おちかはとある事件をきっかけに、実家を出て親戚の袋問屋へ奉公に出ていた。

地元での事件で心に深い闇を抱えたおちか。

お嬢さんとしてではなく、奉公人として働くことを選んだ。

必死に働くことで過去を遠ざけようとしていた。

しかし、おちかはある接待をきっかけに、怪異にまつわる物語を聞く役目を任じられる。

不思議で恐ろしい話を聞くうちに、一筋の光を見出してゆく。


恐ろしくも悲しい事件を耳にする中、おちか自身が成長し過去を受け入れていく物語。




悲しくも優しい怪談話

おちかの身に起きた事件を始め、怪異にまつわる話にはどれも悲しい事実が隠されている。
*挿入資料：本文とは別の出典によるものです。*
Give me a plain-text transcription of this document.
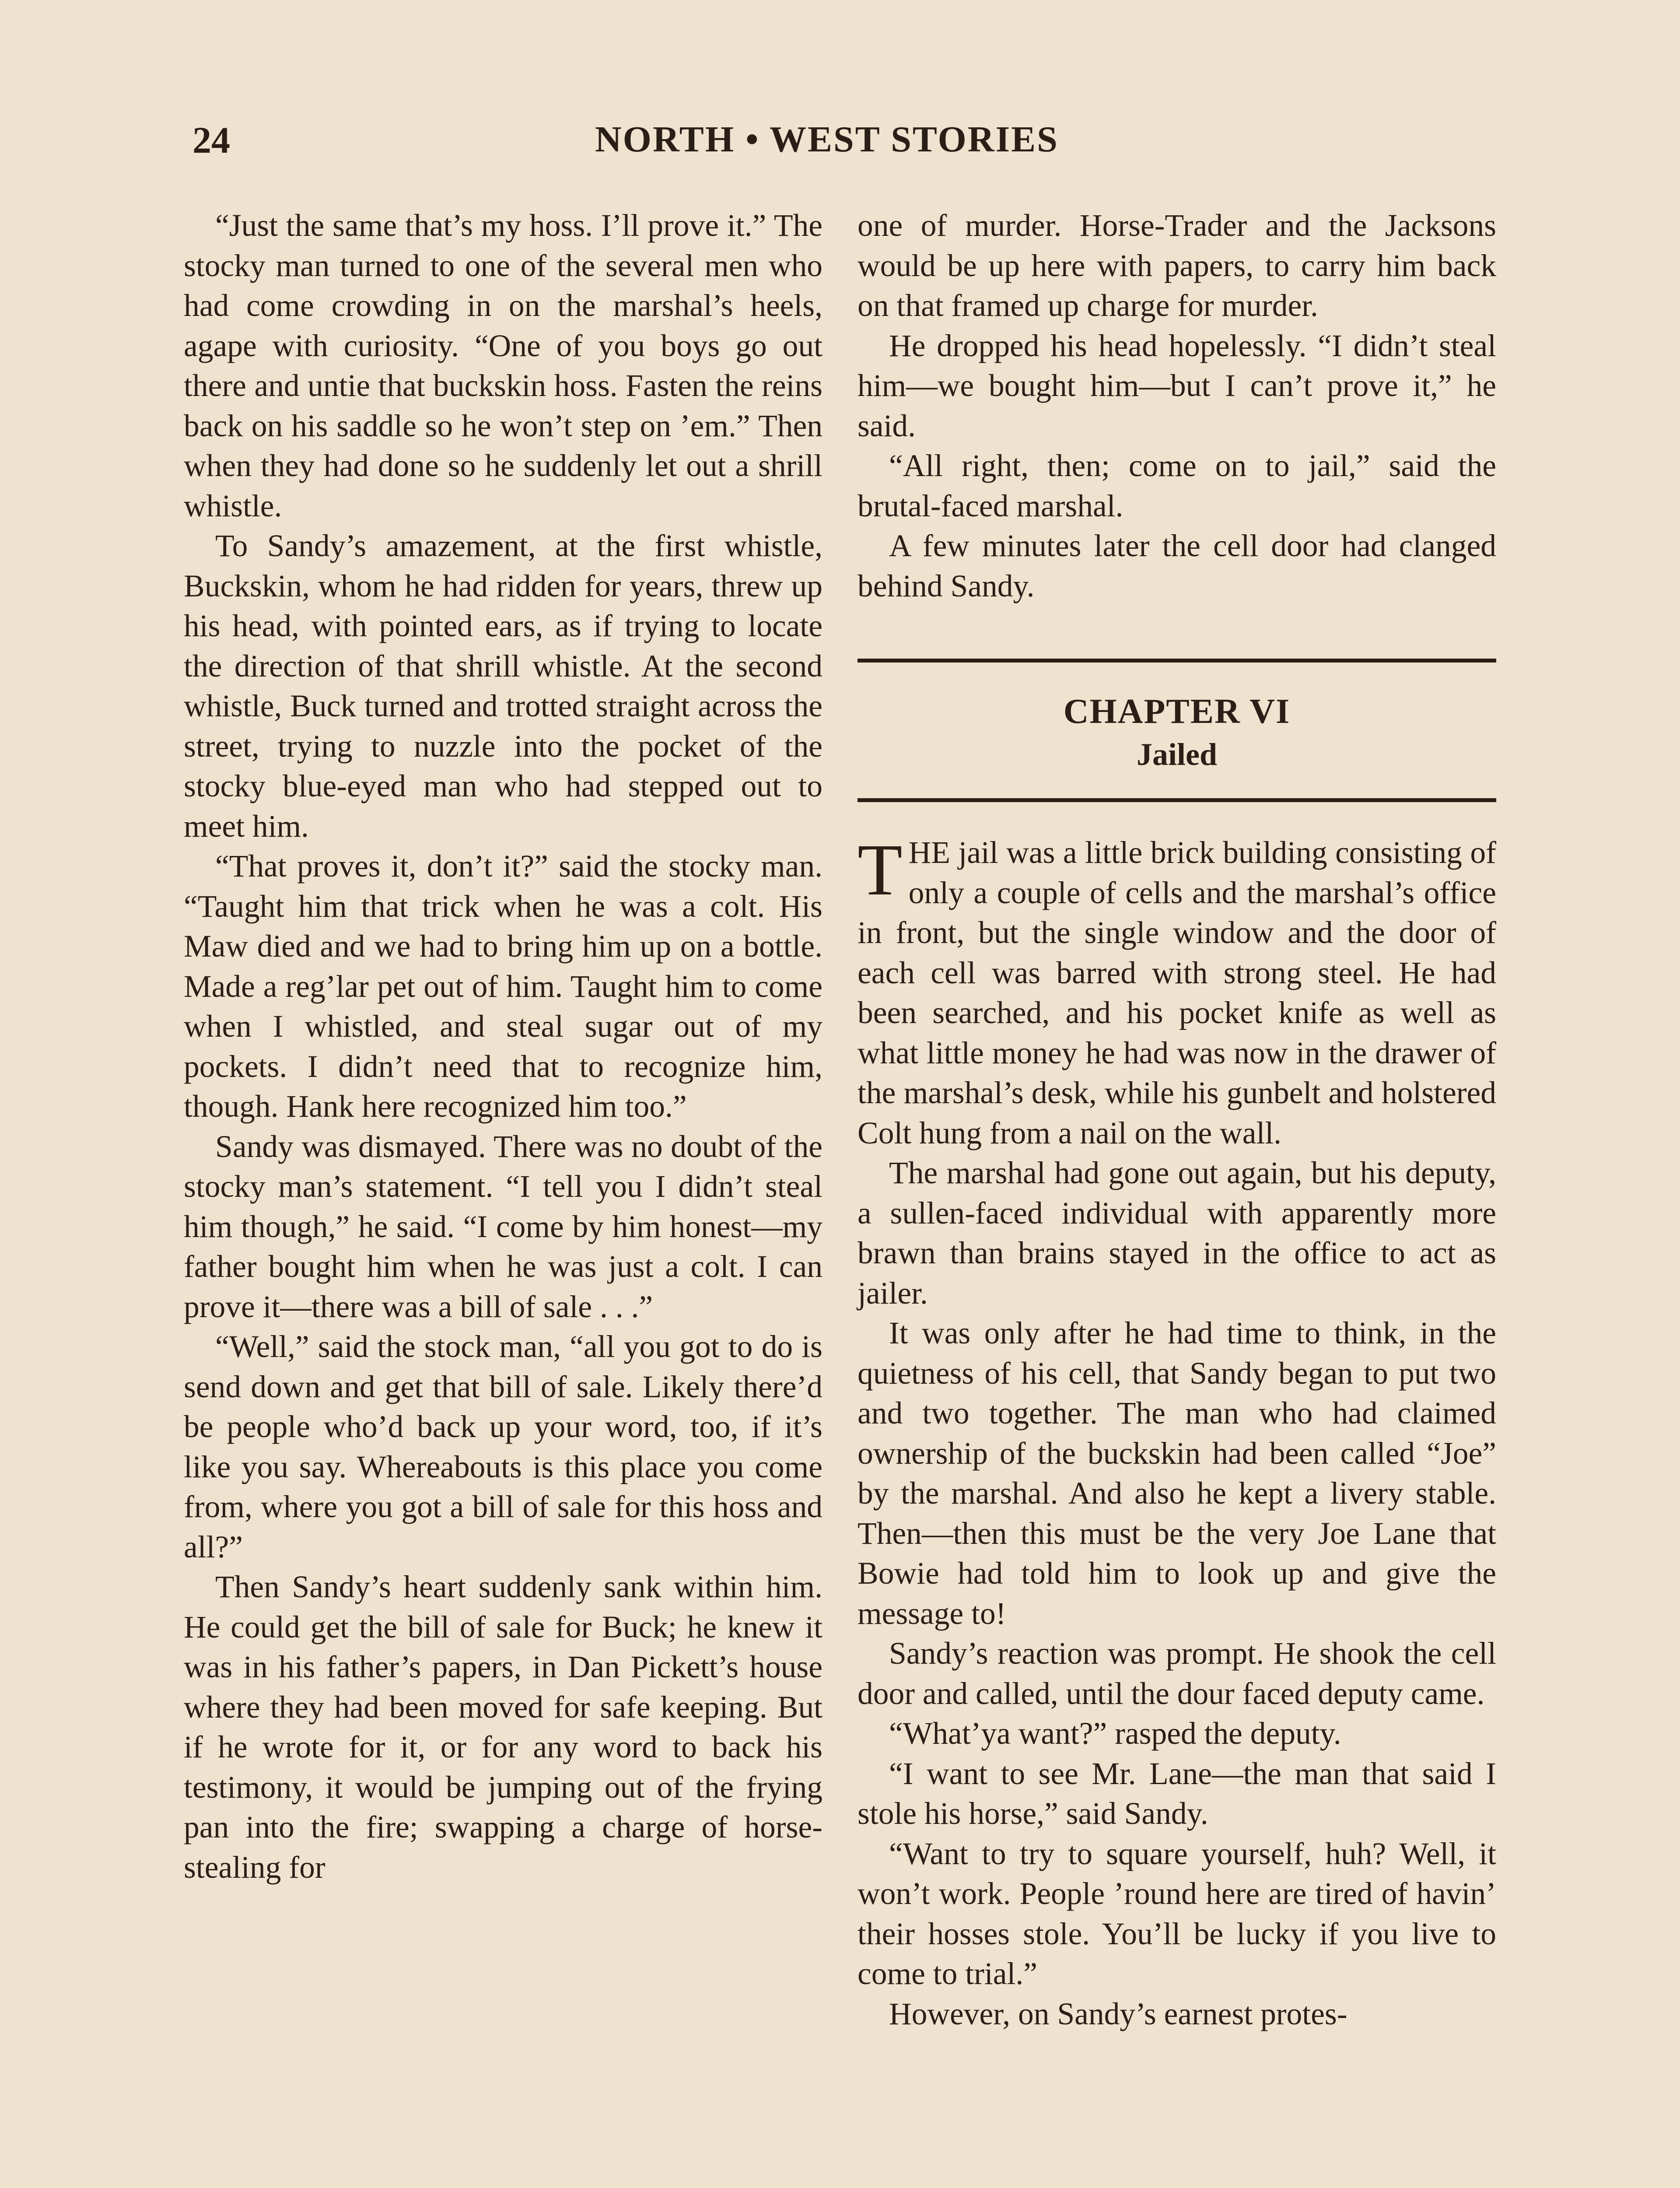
24	NORTH • WEST STORIES

“Just the same that’s my hoss. I’ll prove it.” The stocky man turned to one of the several men who had come crowding in on the marshal’s heels, agape with curiosity. “One of you boys go out there and untie that buckskin hoss. Fasten the reins back on his saddle so he won’t step on ’em.” Then when they had done so he suddenly let out a shrill whistle.

To Sandy’s amazement, at the first whistle, Buckskin, whom he had ridden for years, threw up his head, with pointed ears, as if trying to locate the direction of that shrill whistle. At the second whistle, Buck turned and trotted straight across the street, trying to nuzzle into the pocket of the stocky blue-eyed man who had stepped out to meet him.

“That proves it, don’t it?” said the stocky man. “Taught him that trick when he was a colt. His Maw died and we had to bring him up on a bottle. Made a reg’lar pet out of him. Taught him to come when I whistled, and steal sugar out of my pockets. I didn’t need that to recognize him, though. Hank here recognized him too.”

Sandy was dismayed. There was no doubt of the stocky man’s statement. “I tell you I didn’t steal him though,” he said. “I come by him honest—my father bought him when he was just a colt. I can prove it—there was a bill of sale . . .”

“Well,” said the stock man, “all you got to do is send down and get that bill of sale. Likely there’d be people who’d back up your word, too, if it’s like you say. Whereabouts is this place you come from, where you got a bill of sale for this hoss and all?”

Then Sandy’s heart suddenly sank within him. He could get the bill of sale for Buck; he knew it was in his father’s papers, in Dan Pickett’s house where they had been moved for safe keeping. But if he wrote for it, or for any word to back his testimony, it would be jumping out of the frying pan into the fire; swapping a charge of horse-stealing for

one of murder. Horse-Trader and the Jacksons would be up here with papers, to carry him back on that framed up charge for murder.

He dropped his head hopelessly. “I didn’t steal him—we bought him—but I can’t prove it,” he said.

“All right, then; come on to jail,” said the brutal-faced marshal.

A few minutes later the cell door had clanged behind Sandy.

CHAPTER VI
Jailed

THE jail was a little brick building consisting of only a couple of cells and the marshal’s office in front, but the single window and the door of each cell was barred with strong steel. He had been searched, and his pocket knife as well as what little money he had was now in the drawer of the marshal’s desk, while his gunbelt and holstered Colt hung from a nail on the wall.

The marshal had gone out again, but his deputy, a sullen-faced individual with apparently more brawn than brains stayed in the office to act as jailer.

It was only after he had time to think, in the quietness of his cell, that Sandy began to put two and two together. The man who had claimed ownership of the buckskin had been called “Joe” by the marshal. And also he kept a livery stable. Then—then this must be the very Joe Lane that Bowie had told him to look up and give the message to!

Sandy’s reaction was prompt. He shook the cell door and called, until the dour faced deputy came.

“What’ya want?” rasped the deputy.

“I want to see Mr. Lane—the man that said I stole his horse,” said Sandy.

“Want to try to square yourself, huh? Well, it won’t work. People ’round here are tired of havin’ their hosses stole. You’ll be lucky if you live to come to trial.”

However, on Sandy’s earnest protes-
しかし、悲しさだけでは終わらず、人の優しさがありほっと心が温まる。

悲しい現実に涙するのではなく、優しい結果に心が救われる。

難しい問題もあるけれど、すべてが悪意だけで起きたわけではない、という登場人物への救いもある。

展開が気になり、ページをめくる手が止まらなかった。


時代風景の描写が素敵

江戸時代が舞台。

この時代が舞台となった小説はたくさん読んできた。

なんといっても、町の賑やかさや人と人のつながりがたくさん描かれているのが特徴。

本作を始め、どの小説でも人が互いを気遣い、思いやる様子が描かれている。

今も昔も、いろんな人がいるのは共通なのだけど、

なんだか、今以上に人の温かみを感じる。

隣近所は助け合って生きていく、

親戚通し商売を支えあっていく、

遭難者が出たらみんなで助けに行く。

今となっては職業の違いもあり、そうはいかないことも多い。

でも、やっぱり人としての温度が温かくて心に残った。


主人公:おちかの成長

おちかはとある事件のために心を閉ざしがちなんだけど、

人とのふれあいや会話でジワジワ心を開いていく。

きっかけとなった事件はとてもショッキングなもので

「そりゃ、ふさぎ込むよ…」

と心配になるほどのものだった。

それでも、ゆっくりと過去に向き合っていこうとする。

おちかの心に変化が起きたきっかけは、怪異物語を拝聴するお役目。

「どうしてそうなった」

とつっこみをいれたくなるような叔父の提案だったけど、

おちかには向いていたよう。

怪異や経験者の心に触れるうちに、おちか自身の心にも変化が起きた。

お客人を支えるおちか、おちかを支えるお客人

やっぱり、人の温かさって偉大だな、と感じた。